Carolijn Brouwer, one of two female crew on Dongfeng, said the Leg Zero races had been a useful chance to put the team’s training to the test in a competitive environment.
“It was good to put a bit of racing rhythm into the team and we are quite happy with the speed of the boat and how we are working,” she said. “There are definitively some improvements in some areas and the good thing is that there is still a couple of months left for us to do that.”
“We all have the same tools to work with in terms of the meteorological information we get. The boats don’t have big differences in terms of speed and when you deviate from the ‘direct route’, there are never big accelerations,” said Bidégorry.
Navigator Pascal Bidégorry reckons Leg Zero only underlined how close the racing is going to be in the Volvo Ocean Race.
“This is a racing mode where you try small options rather than a big radical alternative. We have seen that in the last edition of the race - when you look at the global route of each boat, they all stayed really close all around the world.
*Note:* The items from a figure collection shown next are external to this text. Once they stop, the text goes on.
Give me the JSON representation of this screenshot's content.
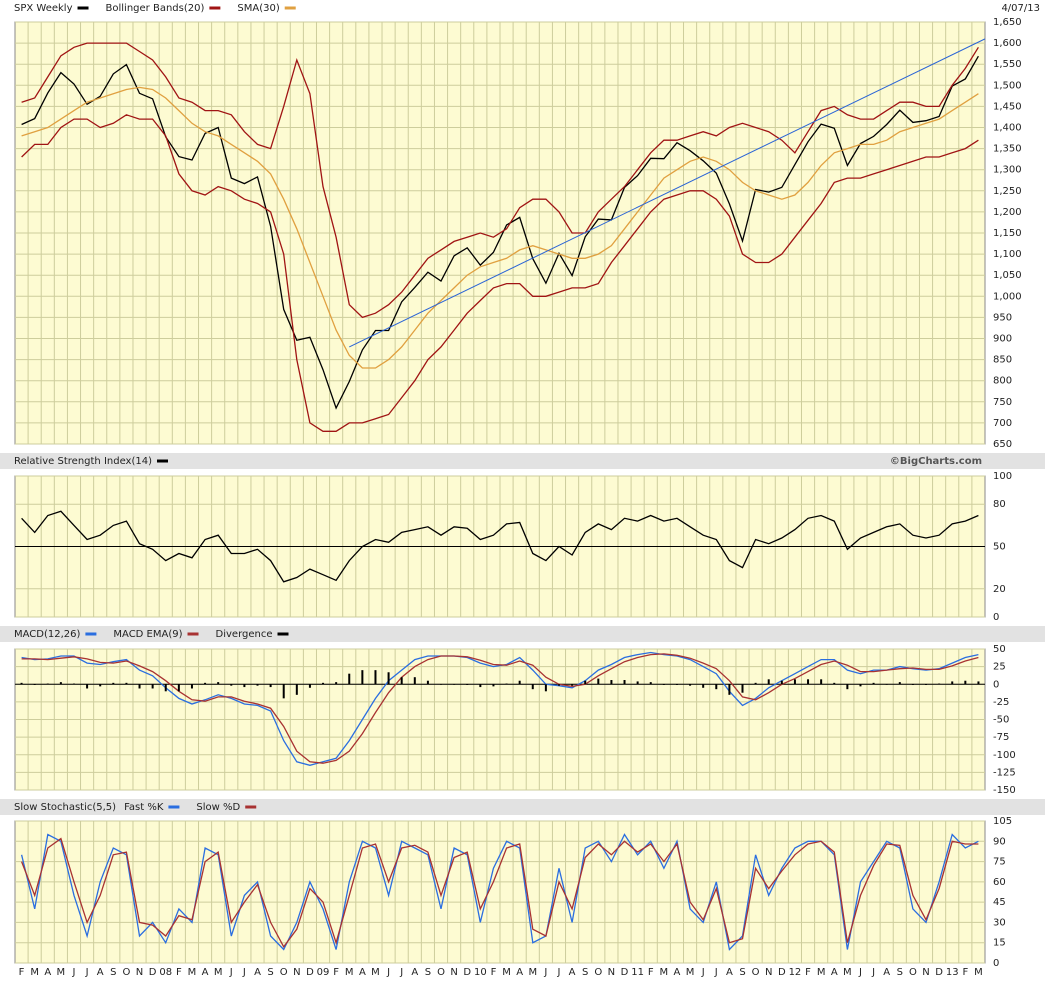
{
  "chart_data": [
    {
      "type": "line",
      "date": "4/07/13",
      "source": "©BigCharts.com",
      "ylim": [
        650,
        1650
      ],
      "yticks": [
        650,
        700,
        750,
        800,
        850,
        900,
        950,
        {
          "value": 1000,
          "label": "1,000"
        },
        {
          "value": 1050,
          "label": "1,050"
        },
        {
          "value": 1100,
          "label": "1,100"
        },
        {
          "value": 1150,
          "label": "1,150"
        },
        {
          "value": 1200,
          "label": "1,200"
        },
        {
          "value": 1250,
          "label": "1,250"
        },
        {
          "value": 1300,
          "label": "1,300"
        },
        {
          "value": 1350,
          "label": "1,350"
        },
        {
          "value": 1400,
          "label": "1,400"
        },
        {
          "value": 1450,
          "label": "1,450"
        },
        {
          "value": 1500,
          "label": "1,500"
        },
        {
          "value": 1550,
          "label": "1,550"
        },
        {
          "value": 1600,
          "label": "1,600"
        },
        {
          "value": 1650,
          "label": "1,650"
        }
      ],
      "grid": true,
      "trend_line": [
        880,
        1610
      ],
      "trend_color": "#2a64d6",
      "series": [
        {
          "name": "SPX Weekly",
          "color": "#000000",
          "values": [
            1407,
            1421,
            1482,
            1530,
            1503,
            1455,
            1474,
            1527,
            1549,
            1481,
            1468,
            1378,
            1331,
            1323,
            1386,
            1400,
            1280,
            1267,
            1283,
            1166,
            969,
            896,
            903,
            826,
            735,
            798,
            873,
            919,
            919,
            987,
            1021,
            1057,
            1036,
            1096,
            1115,
            1074,
            1104,
            1169,
            1187,
            1089,
            1031,
            1102,
            1049,
            1141,
            1183,
            1181,
            1258,
            1286,
            1327,
            1326,
            1364,
            1345,
            1321,
            1292,
            1219,
            1131,
            1253,
            1247,
            1258,
            1312,
            1366,
            1408,
            1398,
            1310,
            1362,
            1379,
            1407,
            1441,
            1412,
            1416,
            1426,
            1498,
            1515,
            1569
          ]
        },
        {
          "name": "Bollinger Bands(20)",
          "color": "#a01414",
          "values": [
            1460,
            1470,
            1520,
            1570,
            1590,
            1600,
            1600,
            1600,
            1600,
            1580,
            1560,
            1520,
            1470,
            1460,
            1440,
            1440,
            1430,
            1390,
            1360,
            1350,
            1450,
            1560,
            1480,
            1260,
            1140,
            980,
            950,
            960,
            980,
            1010,
            1050,
            1090,
            1110,
            1130,
            1140,
            1150,
            1140,
            1160,
            1210,
            1230,
            1230,
            1200,
            1150,
            1150,
            1200,
            1230,
            1260,
            1300,
            1340,
            1370,
            1370,
            1380,
            1390,
            1380,
            1400,
            1410,
            1400,
            1390,
            1370,
            1340,
            1390,
            1440,
            1450,
            1430,
            1420,
            1420,
            1440,
            1460,
            1460,
            1450,
            1450,
            1500,
            1540,
            1590
          ],
          "lower": [
            1330,
            1360,
            1360,
            1400,
            1420,
            1420,
            1400,
            1410,
            1430,
            1420,
            1420,
            1380,
            1290,
            1250,
            1240,
            1260,
            1250,
            1230,
            1220,
            1200,
            1100,
            850,
            700,
            680,
            680,
            700,
            700,
            710,
            720,
            760,
            800,
            850,
            880,
            920,
            960,
            990,
            1020,
            1030,
            1030,
            1000,
            1000,
            1010,
            1020,
            1020,
            1030,
            1080,
            1120,
            1160,
            1200,
            1230,
            1240,
            1250,
            1250,
            1230,
            1190,
            1100,
            1080,
            1080,
            1100,
            1140,
            1180,
            1220,
            1270,
            1280,
            1280,
            1290,
            1300,
            1310,
            1320,
            1330,
            1330,
            1340,
            1350,
            1370
          ]
        },
        {
          "name": "SMA(30)",
          "color": "#e0a040",
          "values": [
            1380,
            1390,
            1400,
            1420,
            1440,
            1460,
            1470,
            1480,
            1490,
            1495,
            1490,
            1470,
            1440,
            1410,
            1390,
            1380,
            1360,
            1340,
            1320,
            1290,
            1230,
            1160,
            1080,
            1000,
            920,
            860,
            830,
            830,
            850,
            880,
            920,
            960,
            990,
            1020,
            1050,
            1070,
            1080,
            1090,
            1110,
            1120,
            1110,
            1100,
            1090,
            1090,
            1100,
            1120,
            1160,
            1200,
            1240,
            1280,
            1300,
            1320,
            1330,
            1320,
            1300,
            1270,
            1250,
            1240,
            1230,
            1240,
            1270,
            1310,
            1340,
            1350,
            1360,
            1360,
            1370,
            1390,
            1400,
            1410,
            1420,
            1440,
            1460,
            1480
          ]
        }
      ]
    },
    {
      "type": "line",
      "ylim": [
        0,
        100
      ],
      "yticks": [
        0,
        20,
        50,
        80,
        100
      ],
      "grid": true,
      "ref_line": 50,
      "series": [
        {
          "name": "Relative Strength Index(14)",
          "color": "#000000",
          "values": [
            70,
            60,
            72,
            75,
            65,
            55,
            58,
            65,
            68,
            52,
            48,
            40,
            45,
            42,
            55,
            58,
            45,
            45,
            48,
            40,
            25,
            28,
            34,
            30,
            26,
            40,
            50,
            55,
            53,
            60,
            62,
            64,
            58,
            64,
            63,
            55,
            58,
            66,
            67,
            45,
            40,
            50,
            44,
            60,
            66,
            62,
            70,
            68,
            72,
            68,
            70,
            64,
            58,
            55,
            40,
            35,
            55,
            52,
            56,
            62,
            70,
            72,
            68,
            48,
            56,
            60,
            64,
            66,
            58,
            56,
            58,
            66,
            68,
            72
          ]
        }
      ]
    },
    {
      "type": "line",
      "ylim": [
        -150,
        50
      ],
      "yticks": [
        50,
        25,
        0,
        -25,
        -50,
        -75,
        -100,
        -125,
        -150
      ],
      "grid": true,
      "ref_line": 0,
      "series": [
        {
          "name": "MACD(12,26)",
          "color": "#2a6ee0",
          "values": [
            38,
            35,
            36,
            40,
            40,
            30,
            28,
            32,
            35,
            20,
            12,
            -5,
            -20,
            -28,
            -22,
            -15,
            -20,
            -28,
            -30,
            -38,
            -80,
            -110,
            -115,
            -110,
            -105,
            -80,
            -50,
            -20,
            5,
            20,
            35,
            40,
            40,
            40,
            38,
            30,
            25,
            28,
            38,
            20,
            0,
            -2,
            -5,
            5,
            20,
            28,
            38,
            42,
            45,
            42,
            40,
            35,
            25,
            15,
            -10,
            -30,
            -20,
            -5,
            5,
            15,
            25,
            35,
            35,
            20,
            15,
            20,
            20,
            25,
            22,
            20,
            22,
            30,
            38,
            42
          ]
        },
        {
          "name": "MACD EMA(9)",
          "color": "#a83232",
          "values": [
            36,
            36,
            35,
            37,
            39,
            36,
            31,
            30,
            33,
            26,
            18,
            5,
            -10,
            -22,
            -24,
            -18,
            -18,
            -24,
            -28,
            -34,
            -60,
            -95,
            -110,
            -112,
            -108,
            -95,
            -70,
            -40,
            -12,
            10,
            25,
            35,
            40,
            40,
            39,
            34,
            28,
            27,
            33,
            27,
            10,
            0,
            -3,
            0,
            12,
            22,
            32,
            38,
            42,
            43,
            41,
            37,
            30,
            22,
            5,
            -18,
            -22,
            -12,
            0,
            8,
            18,
            28,
            33,
            27,
            18,
            18,
            20,
            22,
            23,
            21,
            21,
            26,
            33,
            38
          ]
        },
        {
          "name": "Divergence",
          "color": "#000000",
          "type": "bar",
          "values": [
            2,
            -1,
            1,
            3,
            1,
            -6,
            -3,
            2,
            2,
            -6,
            -6,
            -10,
            -10,
            -6,
            2,
            3,
            -2,
            -4,
            -2,
            -4,
            -20,
            -15,
            -5,
            2,
            3,
            15,
            20,
            20,
            17,
            10,
            10,
            5,
            0,
            0,
            -1,
            -4,
            -3,
            1,
            5,
            -7,
            -10,
            -2,
            -2,
            5,
            8,
            6,
            6,
            4,
            3,
            -1,
            -1,
            -2,
            -5,
            -7,
            -15,
            -12,
            2,
            7,
            5,
            7,
            7,
            7,
            2,
            -7,
            -3,
            2,
            0,
            3,
            -1,
            -1,
            1,
            4,
            5,
            4
          ]
        }
      ]
    },
    {
      "type": "line",
      "title": "Slow Stochastic(5,5)",
      "ylim": [
        0,
        105
      ],
      "yticks": [
        0,
        15,
        30,
        45,
        60,
        75,
        90,
        105
      ],
      "grid": true,
      "categories": [
        "F",
        "M",
        "A",
        "M",
        "J",
        "J",
        "A",
        "S",
        "O",
        "N",
        "D",
        "08",
        "F",
        "M",
        "A",
        "M",
        "J",
        "J",
        "A",
        "S",
        "O",
        "N",
        "D",
        "09",
        "F",
        "M",
        "A",
        "M",
        "J",
        "J",
        "A",
        "S",
        "O",
        "N",
        "D",
        "10",
        "F",
        "M",
        "A",
        "M",
        "J",
        "J",
        "A",
        "S",
        "O",
        "N",
        "D",
        "11",
        "F",
        "M",
        "A",
        "M",
        "J",
        "J",
        "A",
        "S",
        "O",
        "N",
        "D",
        "12",
        "F",
        "M",
        "A",
        "M",
        "J",
        "J",
        "A",
        "S",
        "O",
        "N",
        "D",
        "13",
        "F",
        "M"
      ],
      "series": [
        {
          "name": "Fast %K",
          "color": "#2a6ee0",
          "values": [
            80,
            40,
            95,
            90,
            50,
            20,
            60,
            85,
            80,
            20,
            30,
            15,
            40,
            30,
            85,
            80,
            20,
            50,
            60,
            20,
            10,
            30,
            60,
            40,
            10,
            60,
            90,
            85,
            50,
            90,
            85,
            80,
            40,
            85,
            80,
            30,
            70,
            90,
            85,
            15,
            20,
            70,
            30,
            85,
            90,
            75,
            95,
            80,
            90,
            70,
            90,
            40,
            30,
            60,
            10,
            20,
            80,
            50,
            70,
            85,
            90,
            90,
            80,
            10,
            60,
            75,
            90,
            85,
            40,
            30,
            60,
            95,
            85,
            90
          ]
        },
        {
          "name": "Slow %D",
          "color": "#a83232",
          "values": [
            75,
            50,
            85,
            92,
            60,
            30,
            50,
            80,
            82,
            30,
            28,
            20,
            35,
            32,
            75,
            82,
            30,
            45,
            58,
            30,
            12,
            25,
            55,
            45,
            15,
            50,
            85,
            88,
            60,
            85,
            87,
            82,
            50,
            78,
            82,
            40,
            60,
            85,
            88,
            25,
            20,
            60,
            40,
            78,
            88,
            80,
            90,
            82,
            88,
            75,
            88,
            45,
            32,
            55,
            15,
            18,
            70,
            55,
            68,
            80,
            88,
            90,
            82,
            15,
            50,
            72,
            88,
            87,
            50,
            32,
            55,
            90,
            88,
            88
          ]
        }
      ]
    }
  ]
}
So we can imagine the same scenario this time,” he added.
Bowman Jack Bouttell agrees – Leg Zero had shown how hard it is to get ahead and stay there in a finely balanced one-design fleet. “The Volvo Ocean Race will be really close and really frustrating for sure, and a really hard battle to be at the front, but it was good to race together. And it was good for the team to have pressure on manoeuvres and pressure on decisions. There is still a lot to do to get ready and we learnt about us and the others in the last two weeks,” he said.
Instead of sailing to Lisbon as originally planned, Dongfeng is now heading to the Spanish Galician resort of Sanxenxo where Dongfeng Race Team and MAPFRE will take part in the first two-boat testing programme ever organised for Volvo Ocean 65s.
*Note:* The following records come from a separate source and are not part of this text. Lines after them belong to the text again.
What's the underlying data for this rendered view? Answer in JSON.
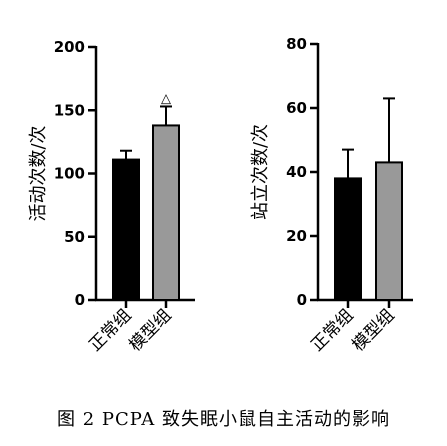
{
  "caption": "图 2  PCPA 致失眠小鼠自主活动的影响",
  "chart_data": [
    {
      "type": "bar",
      "ylabel": "活动次数/次",
      "ylim": [
        0,
        200
      ],
      "yticks": [
        0,
        50,
        100,
        150,
        200
      ],
      "categories": [
        "正常组",
        "模型组"
      ],
      "values": [
        111,
        138
      ],
      "errors": [
        7,
        15
      ],
      "colors": [
        "#000000",
        "#999999"
      ],
      "annotations": [
        {
          "category": "模型组",
          "text": "△"
        }
      ]
    },
    {
      "type": "bar",
      "ylabel": "站立次数/次",
      "ylim": [
        0,
        80
      ],
      "yticks": [
        0,
        20,
        40,
        60,
        80
      ],
      "categories": [
        "正常组",
        "模型组"
      ],
      "values": [
        38,
        43
      ],
      "errors": [
        9,
        20
      ],
      "colors": [
        "#000000",
        "#999999"
      ],
      "annotations": []
    }
  ]
}
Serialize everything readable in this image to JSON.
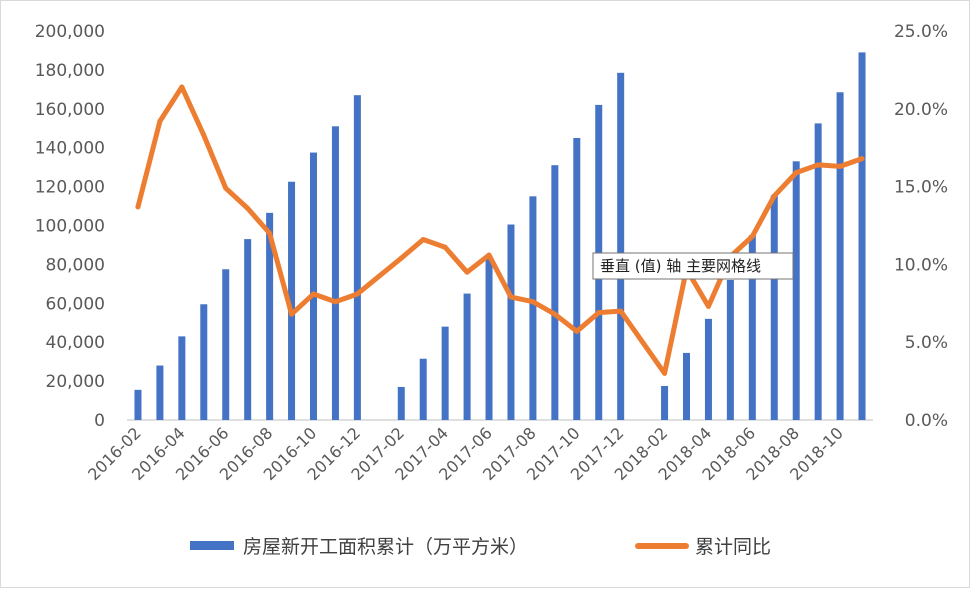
{
  "chart_data": {
    "type": "bar+line",
    "title": "",
    "categories": [
      "2016-02",
      "2016-03",
      "2016-04",
      "2016-05",
      "2016-06",
      "2016-07",
      "2016-08",
      "2016-09",
      "2016-10",
      "2016-11",
      "2016-12",
      "2017-01",
      "2017-02",
      "2017-03",
      "2017-04",
      "2017-05",
      "2017-06",
      "2017-07",
      "2017-08",
      "2017-09",
      "2017-10",
      "2017-11",
      "2017-12",
      "2018-01",
      "2018-02",
      "2018-03",
      "2018-04",
      "2018-05",
      "2018-06",
      "2018-07",
      "2018-08",
      "2018-09",
      "2018-10",
      "2018-11"
    ],
    "x_tick_labels": [
      "2016-02",
      "2016-04",
      "2016-06",
      "2016-08",
      "2016-10",
      "2016-12",
      "2017-02",
      "2017-04",
      "2017-06",
      "2017-08",
      "2017-10",
      "2017-12",
      "2018-02",
      "2018-04",
      "2018-06",
      "2018-08",
      "2018-10"
    ],
    "series": [
      {
        "name": "房屋新开工面积累计（万平方米）",
        "kind": "bar",
        "axis": "left",
        "color": "#4472c4",
        "values": [
          15500,
          28000,
          43000,
          59500,
          77500,
          93000,
          106500,
          122500,
          137500,
          151000,
          167000,
          null,
          17000,
          31500,
          48000,
          65000,
          84000,
          100500,
          115000,
          131000,
          145000,
          162000,
          178500,
          null,
          17500,
          34500,
          52000,
          72000,
          95000,
          115500,
          133000,
          152500,
          168500,
          189000
        ]
      },
      {
        "name": "累计同比",
        "kind": "line",
        "axis": "right",
        "color": "#ed7d31",
        "values": [
          13.7,
          19.2,
          21.4,
          18.3,
          14.9,
          13.6,
          12.0,
          6.8,
          8.1,
          7.6,
          8.1,
          null,
          10.4,
          11.6,
          11.1,
          9.5,
          10.6,
          7.9,
          7.6,
          6.8,
          5.7,
          6.9,
          7.0,
          null,
          3.0,
          9.7,
          7.3,
          10.5,
          11.8,
          14.4,
          15.9,
          16.4,
          16.3,
          16.8
        ]
      }
    ],
    "y_left": {
      "ylim": [
        0,
        200000
      ],
      "ticks": [
        "0",
        "20,000",
        "40,000",
        "60,000",
        "80,000",
        "100,000",
        "120,000",
        "140,000",
        "160,000",
        "180,000",
        "200,000"
      ]
    },
    "y_right": {
      "ylim": [
        0,
        25
      ],
      "ticks": [
        "0.0%",
        "5.0%",
        "10.0%",
        "15.0%",
        "20.0%",
        "25.0%"
      ]
    },
    "grid": false,
    "legend": "bottom",
    "annotation": "垂直 (值) 轴 主要网格线"
  }
}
Bruno Dubois, the Dongfeng Race Team Director, said the team had accepted MAPFRE’s invitation to join them for two weeks of training together. “The idea is to work on sail crossovers and do some start practice together. We offered other teams the chance to join us but none of them were available,” he said.
Dubois explained that this was not about MAPFRE and Dongfeng Race Team – two of the strongest entries in the Volvo Ocean Race – sharing or giving away secrets. “Our focus is not on what we are giving, but on what we will get out of this. We will play it open and in a totally transparent way and both teams are going to learn from it,” added Dubois.
Leg Zero, overall final rankings after 4 races:
1. MAPFRE 29 points
2. Dongfeng Race Team 24
3. Team Brunel 23
4. team AkzoNobel 22
5. Vestas 11th Hour Racing 20
6. Turn the Tide on Plastic 13
7. Sun Hung Kai Scallywag 9
What is the Leg Zero?
This is the first year that the race has formed part of the Volvo Ocean Race Leg Zero series – a four-part warm-up for the Volvo Ocean Race proper that starts from Alicante in Spain on October 22nd. Following the Round The Island Race (02.08) and the Fastnet Race (06-09.08), the Volvo Ocean Race crews have completed two passage races, from Plymouth to St Malo starting on August 10th, and then from St Malo to Lisbon, starting on August 13th.